Ecological enhancement measures are those that actually improve the ecological condition of the development site (or an alternative site) after the development is complete. Ecological enhancement measures must, therefore, be over and above any avoidance, mitigation and compensation measures required to neutralise the impacts of the development on wildlife. Developments that provide ecological enhancements should be looked upon more favourably by the local planning authority.
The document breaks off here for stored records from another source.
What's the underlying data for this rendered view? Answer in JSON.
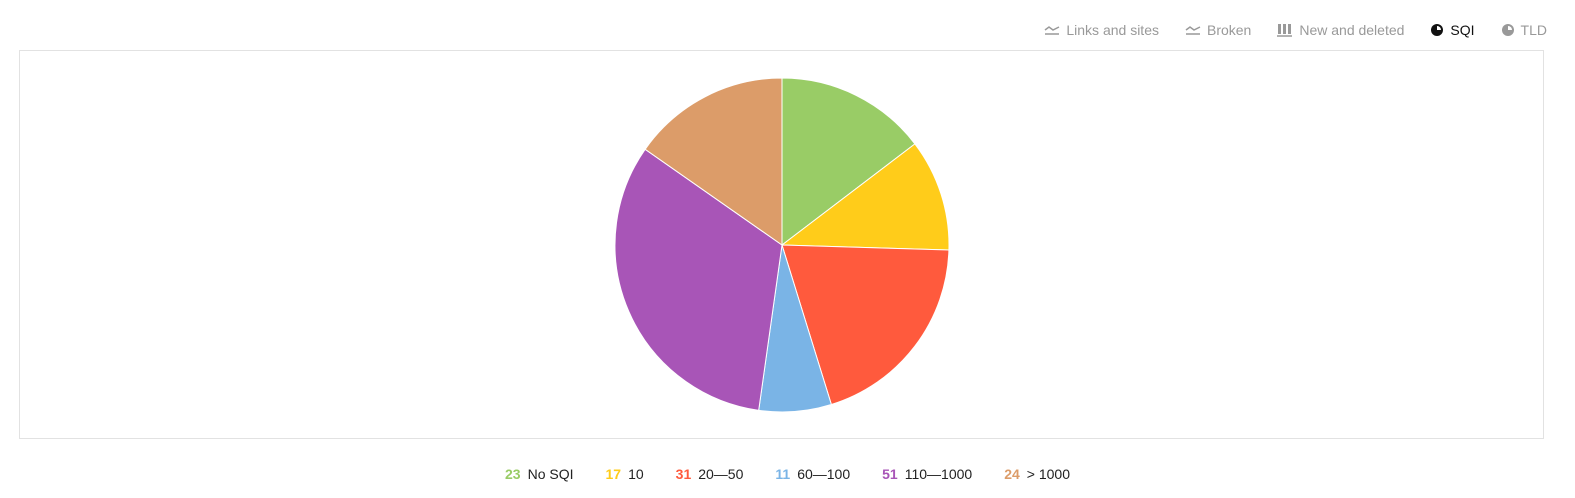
{
  "tabs": [
    {
      "label": "Links and sites",
      "icon": "line-chart-icon",
      "active": false
    },
    {
      "label": "Broken",
      "icon": "line-chart-icon",
      "active": false
    },
    {
      "label": "New and deleted",
      "icon": "bar-chart-icon",
      "active": false
    },
    {
      "label": "SQI",
      "icon": "pie-chart-icon",
      "active": true
    },
    {
      "label": "TLD",
      "icon": "pie-chart-icon",
      "active": false
    }
  ],
  "chart_data": {
    "type": "pie",
    "title": "",
    "legend_position": "bottom",
    "slices": [
      {
        "label": "No SQI",
        "value": 23,
        "color": "#99cc66"
      },
      {
        "label": "10",
        "value": 17,
        "color": "#ffcc1a"
      },
      {
        "label": "20—50",
        "value": 31,
        "color": "#ff5a3d"
      },
      {
        "label": "60—100",
        "value": 11,
        "color": "#7ab4e6"
      },
      {
        "label": "110—1000",
        "value": 51,
        "color": "#a855b7"
      },
      {
        "label": "> 1000",
        "value": 24,
        "color": "#dc9c69"
      }
    ]
  }
}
The law, central government planning policy and, increasingly, local planning policy, now point towards the enhancement of biodiversity as part of the development process. Features that are increasingly being included in development designs as measures to enhance site biodiversity include:
- Setting aside space within the development site in which to create woodland, wetland, wildflower meadows or other habitats of value to wildlife
- Using native plants in the landscaping design, which are of value in their own right and as habitat for other wildlife
- The addition of a green roof on one or more buildings, providing habitat for plants and animals typical of brownfield sites
- The use of climbing plants on walls within the new development which can provide shelter and foraging opportunities for wildlife
- The inclusion of bird and bat boxes within the structure of new buildings
- Use of sustainable urban drainage systems which double as wildlife habitats, for example, swales and balancing ponds
An alternative to including biodiversity features within the design of the new development may be to finance the enhancement of a nearby site of nature conservation interest or even the creation of new habitats on other land of low current ecological value.